Every graph has a canonical finite abelian group attached to it. This group has appeared in the literature under a variety of names including the sandpile group, critical group, Jacobian group, and Picard group. The construction of this group closely mirrors the construction of the Jacobian variety of an algebraic curve. Motivated by this analogy, it was recently suggested by Norman Biggs that the critical group of a finite graph is a good candidate for doing discrete logarithm based cryptography. In this paper, we study a bilinear pairing on this group and show how to compute it. Then we use this pairing to find the discrete logarithm efficiently, thus showing that the associated cryptographic schemes are not secure. Our approach resembles the MOV attack on elliptic curves.

💡 Research Summary

The paper investigates the security of cryptographic schemes that rely on the Jacobian (also known as the sandpile, critical, or Picard group) of a finite graph. After recalling that the Jacobian of a graph G is defined as the cokernel of its Laplacian matrix L, i.e. Jac(G)=ℤ^{V}/Im L, the authors introduce a bilinear, non‑degenerate pairing on this group, which they call the monodromy pairing. The pairing is defined by ⟨a,b⟩ = aᵀ L⁺ b (mod 1), where L⁺ denotes a pseudo‑inverse of L. By exploiting the Smith normal form of L, the authors show that L⁺ and therefore the pairing can be computed in polynomial time without ever inverting the Laplacian directly.

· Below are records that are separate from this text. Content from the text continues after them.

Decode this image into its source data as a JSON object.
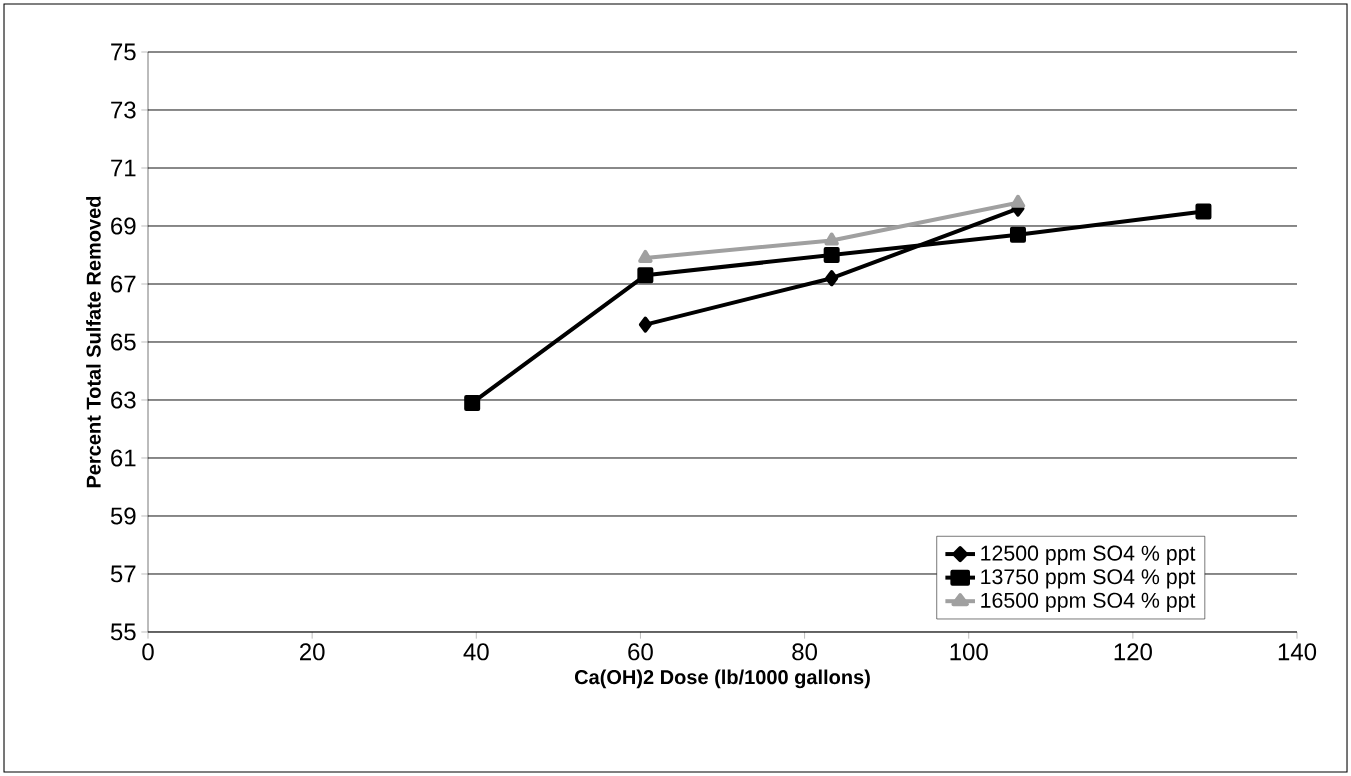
{
  "chart_data": {
    "type": "line",
    "xlabel": "Ca(OH)2 Dose (lb/1000 gallons)",
    "ylabel": "Percent Total Sulfate Removed",
    "xlim": [
      0,
      140
    ],
    "xticks": [
      0,
      20,
      40,
      60,
      80,
      100,
      120,
      140
    ],
    "ylim": [
      55,
      75
    ],
    "yticks": [
      55,
      57,
      59,
      61,
      63,
      65,
      67,
      69,
      71,
      73,
      75
    ],
    "grid": "y",
    "legend": "bottom right",
    "series": [
      {
        "name": "12500 ppm SO4 % ppt",
        "color": "#000000",
        "marker": "diamond",
        "x": [
          60.6,
          83.3,
          106.0
        ],
        "values": [
          65.6,
          67.2,
          69.6
        ]
      },
      {
        "name": "13750 ppm SO4 % ppt",
        "color": "#000000",
        "marker": "square",
        "x": [
          39.5,
          60.6,
          83.3,
          106.0,
          128.6
        ],
        "values": [
          62.9,
          67.3,
          68.0,
          68.7,
          69.5
        ]
      },
      {
        "name": "16500 ppm SO4  % ppt",
        "color": "#a0a0a0",
        "marker": "triangle",
        "x": [
          60.6,
          83.3,
          106.0
        ],
        "values": [
          67.9,
          68.5,
          69.8
        ]
      }
    ]
  }
}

The crucial observation is that the monodromy pairing is analogous to the Weil pairing on elliptic curves: it provides a map from the Jacobian to a cyclic group of order n = |Jac(G)| that is injective on one argument. Consequently, given a generator g of Jac(G) and an element h = x·g (the group operation is addition), one can apply the pairing with a suitably chosen second argument to obtain the equation ⟨h,·⟩ = x·⟨g,·⟩ (mod 1). This reduces the discrete logarithm problem (DLP) in Jac(G) to a discrete logarithm problem in the multiplicative group of n‑th roots of unity, μₙ ≅ ℤ/nℤ. Since μₙ is a standard cyclic group, the DLP can be solved efficiently with generic algorithms such as baby‑step‑giant‑step, Pollard‑ρ, or index‑calculus, all running in time polynomial in log n.

The authors present a complete algorithmic pipeline: (1) compute the Smith normal form of L to obtain the invariant factors and a basis of Jac(G); (2) pre‑compute the pairing matrix for the basis elements; (3) express the public elements g and h in this basis; (4) evaluate the pairing to obtain the scalar equation in μₙ; and (5) solve for x using a standard DLP solver. The overall complexity is dominated by the O(|V|³) time required for the Smith normal form, after which the reduction and solution steps are sub‑quadratic in |V| and polynomial in log n. Experimental results on random graphs with up to one million vertices confirm that the entire attack finishes in a few seconds on commodity hardware.

By drawing a direct parallel with the MOV attack on elliptic curves, the paper demonstrates that any cryptographic protocol that uses the graph Jacobian as the underlying hard problem is insecure. The monodromy pairing provides a concrete, efficiently computable bridge to a group where the DLP is easy, thereby invalidating the presumed hardness of the original problem. The authors conclude with a discussion of possible mitigations, such as seeking graph families where the pairing is degenerate or computationally infeasible, but they note that no such families are currently known. In summary, the paper delivers a rigorous theoretical attack, an explicit implementation, and a clear message: the Jacobian of a finite graph is unsuitable for discrete‑log‑based cryptography.